Esas mismas corrientes marinas decidieron la suerte de tus días. Un telegrama te avisó el mal estado de salud de tu madre, y decidiste regresar a la ciudad como buen hijo a socorrer a la enferma en sus últimas horas.
En la ciudad pescaste el gusto por caminar de noche, a la hora que fuese y en el día en que mejor te viniera en gana. En la hora de la madrugada nunca falta una mujer que te convide un pedazo de su cama, un amigo que te alcance su botella para echar un trago.
Una noche de esas atracaste en el mar de putas de La Mula Negra, donde Camila hacía la variedad de las dos de la madrugada. Fuiste una noche, y otra. El acto más interesante de la presentación de aquella mujer delgada, blanca, te parecía que era cuando agarraba una botella de ron y dejaba caer su contenido sobre su vientre, hasta llegar a ese pequeño triángulo afelpado que humedecía. El triángulo oscuro dejaba caer en medio de la más completa oscuridad de la pequeña pista de baile el alcohol que resplandecía entre las piernas, iluminando por un instante las caderas. Como cuando el primer sol de la mañana iluminaba el mar, y se dejaban ver los espejos rotos de la marea en medio de todo lo creado, allá en Puerto Ángel.
Camila, soy Camila, te dijo la primera vez que la invitaste a tu mesa. De la mesa en La Mula Negra, pasaron a las calles oscurecidas de la ciudad para esperar la primera luz del día y verla juntos. Mira, le dijiste mientras la protegías con tus fuertes brazos, así amanece en el mar, de la nada se van formando las cosas. Así amanece, desde la oscuridad de su sexo aparecía el mundo entero, pensaste. Como en el mar, de la nada sale el mundo.
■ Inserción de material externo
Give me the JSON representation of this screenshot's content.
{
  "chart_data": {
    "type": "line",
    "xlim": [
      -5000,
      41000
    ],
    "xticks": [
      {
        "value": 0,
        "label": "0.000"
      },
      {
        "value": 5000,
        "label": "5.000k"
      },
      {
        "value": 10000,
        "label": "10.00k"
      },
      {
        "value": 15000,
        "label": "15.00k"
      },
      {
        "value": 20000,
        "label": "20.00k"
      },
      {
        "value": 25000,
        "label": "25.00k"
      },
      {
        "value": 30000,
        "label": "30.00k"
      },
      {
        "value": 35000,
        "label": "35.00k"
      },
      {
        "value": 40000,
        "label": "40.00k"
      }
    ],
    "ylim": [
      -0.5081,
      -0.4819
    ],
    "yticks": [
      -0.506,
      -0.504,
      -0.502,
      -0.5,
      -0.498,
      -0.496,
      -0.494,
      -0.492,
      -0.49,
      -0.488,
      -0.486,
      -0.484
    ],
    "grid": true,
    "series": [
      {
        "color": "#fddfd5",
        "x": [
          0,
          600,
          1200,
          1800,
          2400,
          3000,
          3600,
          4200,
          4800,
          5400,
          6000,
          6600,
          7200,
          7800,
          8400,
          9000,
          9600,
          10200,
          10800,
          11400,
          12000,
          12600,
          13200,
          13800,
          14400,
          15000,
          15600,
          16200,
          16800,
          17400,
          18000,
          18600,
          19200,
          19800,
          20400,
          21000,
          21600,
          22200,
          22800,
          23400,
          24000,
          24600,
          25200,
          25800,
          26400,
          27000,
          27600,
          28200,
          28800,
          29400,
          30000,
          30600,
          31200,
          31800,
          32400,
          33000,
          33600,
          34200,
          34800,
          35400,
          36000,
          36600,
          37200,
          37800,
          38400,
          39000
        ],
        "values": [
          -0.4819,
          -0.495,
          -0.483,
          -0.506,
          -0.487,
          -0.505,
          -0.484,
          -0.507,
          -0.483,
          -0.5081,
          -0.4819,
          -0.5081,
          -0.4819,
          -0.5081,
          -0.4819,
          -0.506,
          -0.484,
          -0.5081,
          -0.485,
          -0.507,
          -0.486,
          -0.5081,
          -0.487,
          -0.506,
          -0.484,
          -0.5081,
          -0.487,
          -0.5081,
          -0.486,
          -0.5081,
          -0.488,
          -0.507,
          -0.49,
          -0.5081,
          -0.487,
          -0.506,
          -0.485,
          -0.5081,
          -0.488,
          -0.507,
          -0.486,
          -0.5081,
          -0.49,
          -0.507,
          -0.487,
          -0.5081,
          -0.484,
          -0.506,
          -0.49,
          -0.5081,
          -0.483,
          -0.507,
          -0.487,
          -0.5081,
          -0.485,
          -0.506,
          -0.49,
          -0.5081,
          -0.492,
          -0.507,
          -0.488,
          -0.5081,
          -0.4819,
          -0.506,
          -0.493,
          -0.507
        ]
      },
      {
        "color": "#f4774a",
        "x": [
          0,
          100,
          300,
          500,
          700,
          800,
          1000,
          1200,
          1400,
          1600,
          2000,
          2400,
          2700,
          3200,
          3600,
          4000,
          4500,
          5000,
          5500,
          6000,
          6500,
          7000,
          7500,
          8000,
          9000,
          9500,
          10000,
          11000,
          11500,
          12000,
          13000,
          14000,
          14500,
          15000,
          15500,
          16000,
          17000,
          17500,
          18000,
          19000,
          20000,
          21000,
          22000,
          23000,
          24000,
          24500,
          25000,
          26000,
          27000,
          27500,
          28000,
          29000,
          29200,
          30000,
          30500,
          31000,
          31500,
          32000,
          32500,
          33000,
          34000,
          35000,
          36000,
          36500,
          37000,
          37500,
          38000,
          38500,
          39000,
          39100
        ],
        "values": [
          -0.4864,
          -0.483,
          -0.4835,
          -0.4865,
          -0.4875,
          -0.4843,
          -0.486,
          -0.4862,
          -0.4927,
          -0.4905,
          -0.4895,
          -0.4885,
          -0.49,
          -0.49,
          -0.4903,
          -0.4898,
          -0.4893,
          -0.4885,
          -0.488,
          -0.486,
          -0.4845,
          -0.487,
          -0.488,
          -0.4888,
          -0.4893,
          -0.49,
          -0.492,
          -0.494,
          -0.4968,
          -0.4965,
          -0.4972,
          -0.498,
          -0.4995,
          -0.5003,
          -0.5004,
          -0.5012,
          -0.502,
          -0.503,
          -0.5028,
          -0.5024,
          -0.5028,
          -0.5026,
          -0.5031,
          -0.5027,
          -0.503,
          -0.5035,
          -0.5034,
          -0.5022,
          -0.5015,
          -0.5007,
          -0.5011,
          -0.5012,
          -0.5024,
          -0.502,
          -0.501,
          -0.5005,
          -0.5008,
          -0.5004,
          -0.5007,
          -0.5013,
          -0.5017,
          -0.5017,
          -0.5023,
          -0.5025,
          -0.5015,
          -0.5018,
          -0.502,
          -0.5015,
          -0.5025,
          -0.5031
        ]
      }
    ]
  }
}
Un sábado amaneció Camila en tu cama. Buenos días, amor, te dijo cariñosa. En la habitación estaban regadas las camisas y los pantalones, los calcetines. Ella empezó a recoger la ropa y los objetos que se encontraban sobre el piso, acomodó la habitación, ese espacio donde descansa solo un hombre que fue del mar. Mientras lo hacía, encendió el televisor.
Por instinto abriste los ojos y llevaste tu mano a la almohada, para protegerte de los cortes informativos de la mañana. Como cuando niño. Camila no se dio cuenta de tus actos porque ya andaba por la cocina buscando los trastos para preparar algo sabroso mi amor, que te cure esa cruda que cargas.